300-4180 – Provider Training and Payment for Adverse Childhood Experiences Screening

APL: APL 23-016
Date: Jun 9, 2023
DHCS APL 23-016: Directed Payments for Developmental Screening Services
  • Beginning July 1, 2022, the Budget Act of 2021 changed the source of the nonfederal share of these payments to the state General Fund.
  • The CPT Code, description and Directed Payment amount can be found on page 4 of the APL.
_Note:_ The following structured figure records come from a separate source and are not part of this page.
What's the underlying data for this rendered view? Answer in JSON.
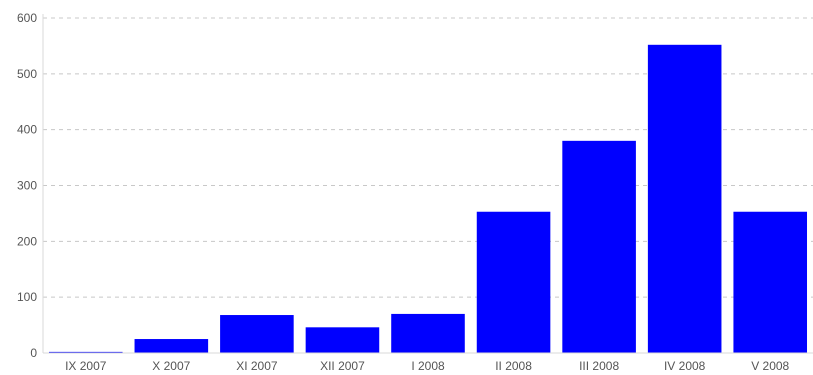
{
  "chart_data": {
    "type": "bar",
    "title": "",
    "xlabel": "",
    "ylabel": "",
    "categories": [
      "IX 2007",
      "X 2007",
      "XI 2007",
      "XII 2007",
      "I 2008",
      "II 2008",
      "III 2008",
      "IV 2008",
      "V 2008"
    ],
    "values": [
      2,
      25,
      68,
      46,
      70,
      253,
      380,
      552,
      253
    ],
    "ylim": [
      0,
      600
    ],
    "yticks": [
      0,
      100,
      200,
      300,
      400,
      500,
      600
    ],
    "ytick_labels": [
      "0",
      "100",
      "200",
      "300",
      "400",
      "500",
      "600"
    ],
    "grid": true,
    "legend": "none",
    "bar_color": "#0000ff",
    "grid_color": "#c8c8c8",
    "text_color": "#555555"
  }
}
  • More information can be found on the DHCS Directed payments – Proposition 56 website: https://www.dhcs.ca.gov/services/Pages/DP-proposition56.aspx.
APL: APL 23-015
Date: Jun 9, 2023
DHCS APL 23-015: Proposition 56 Directed Payments For Private Services
  • DHCS intends to continue this directed payment arrangement on an annual basis for the duration of the program.
  • Please refer to the APL for Procedure Codes, Descriptions, Minimum Fee Schedule amounts, and Dates of services from July 1, 2017 to “Ongoing” which means the directed payment is in effect, subject to future budgetary authorization and appropriation by the California Legislature, until discontinued by DHCS via an amendment to this APL.
APL: APL 23-014
Date: Jun 9, 2023
DHCS APL 23-014: Proposition 56 Value-Based Payment (VBP) Program Directed Payments
  • The funding that was approved through June 2022 will be distributed following timely payment standards in the Contract for Clean Claims or accepted encounters that were received no later than one year after the date of service up to June 30, 2022..
  • Please see Appendix A of this APL to understand the Domain, Measure and Add-on Amounts from Dates of service between July 1, 2019 and June 30, 2022.
  • Services performed after June 30, 2022, are not eligible for VBP directed payments.